Care For Your Mental Health_Activ Living Community

This World Mental Health Day, Here are 7 Ways To Take Care Of Your Mental Health

World Mental Health Day Infographic_Activ Living Community

World Mental Health Day is celebrated every year to raise awareness of mental health issues. In 2023, the observance of World Mental Health Day came at a time when mental health had moved even more sharply into the collective consciousness of societies across the globe. As the world navigated its way through new social, environmental, and technological challenges, mental well-being had become a cornerstone of discourse and action.
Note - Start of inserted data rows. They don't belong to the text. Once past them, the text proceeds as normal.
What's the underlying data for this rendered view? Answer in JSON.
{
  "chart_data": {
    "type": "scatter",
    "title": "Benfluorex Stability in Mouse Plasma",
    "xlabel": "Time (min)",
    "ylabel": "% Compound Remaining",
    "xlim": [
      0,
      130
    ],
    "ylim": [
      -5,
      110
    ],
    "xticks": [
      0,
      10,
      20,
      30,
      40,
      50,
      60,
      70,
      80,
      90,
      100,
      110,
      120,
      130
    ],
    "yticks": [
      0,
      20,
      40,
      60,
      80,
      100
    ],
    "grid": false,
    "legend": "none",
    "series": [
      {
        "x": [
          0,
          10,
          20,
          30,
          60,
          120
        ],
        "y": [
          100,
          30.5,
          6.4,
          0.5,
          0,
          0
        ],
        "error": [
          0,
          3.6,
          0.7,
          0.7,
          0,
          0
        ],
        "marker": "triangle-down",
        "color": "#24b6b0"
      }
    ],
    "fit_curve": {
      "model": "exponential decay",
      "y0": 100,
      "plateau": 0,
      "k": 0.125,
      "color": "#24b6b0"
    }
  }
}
With so much going on in one’s day-to-day stress and anxiety, it is important to re-examine how you approach your life and work. Take a look at some strategies that can help you manage your mental health:

  • Staying active is beneficial for the mind and the body. Your physical wellness and mental well-being go hand-in-hand. Exercise regularly or participate in some activity that can help release endorphins or happy hormones. Keeping your mind and body busy can significantly impact your mental and emotional health, relieve stress, boost concentration and improve memory, and help you sleep better.
  • Practising yoga, mindfulness meditation, or deep breathing techniques can bring the mind and body to a state of relaxation.
  • Eating a brain-healthy diet to support your mental well-being can go a long way in keeping you healthy in the long run. When you eat fast food, it can lead to certain chronic conditions, such as diabetes or cholesterol. Your physical ill-health can take a toll on your mind. Therefore, consume foods that boost your mood, including Omega-3 fatty acids, nuts (almonds, walnuts, peanuts, and cashews), leafy green vegetables (spinach and Brussels sprouts), beans, and fresh fruits. Limit caffeinated beverages, like coffee and soft drinks, and avoid tobacco and alcohol.
  • Get 7-8 hours of sleep. Not getting adequate sleep can make you cranky, irritable, and angry and deter you from paying attention throughout the day. It is during your sleep that your brain and body recover and recharge. To get good sleep, try to keep all electronics away 30 minutes or an hour before bedtime, as the blue light emitted by these devices can hamper your sleep cycle.
    Spend some time in nature. This can be in the form of a stroll in a park, a hike in the woods, or basking in sunlight to elevate your mood.
  • Practice gratitude. Remind yourself every day 3 things you are grateful for and jot them down. This exercise will encourage you to focus on the positive aspects of life.
  • Talking or confiding in someone about your mental state can help relieve stress. It can be your family, friends, or a mental health professional (counselors or therapists).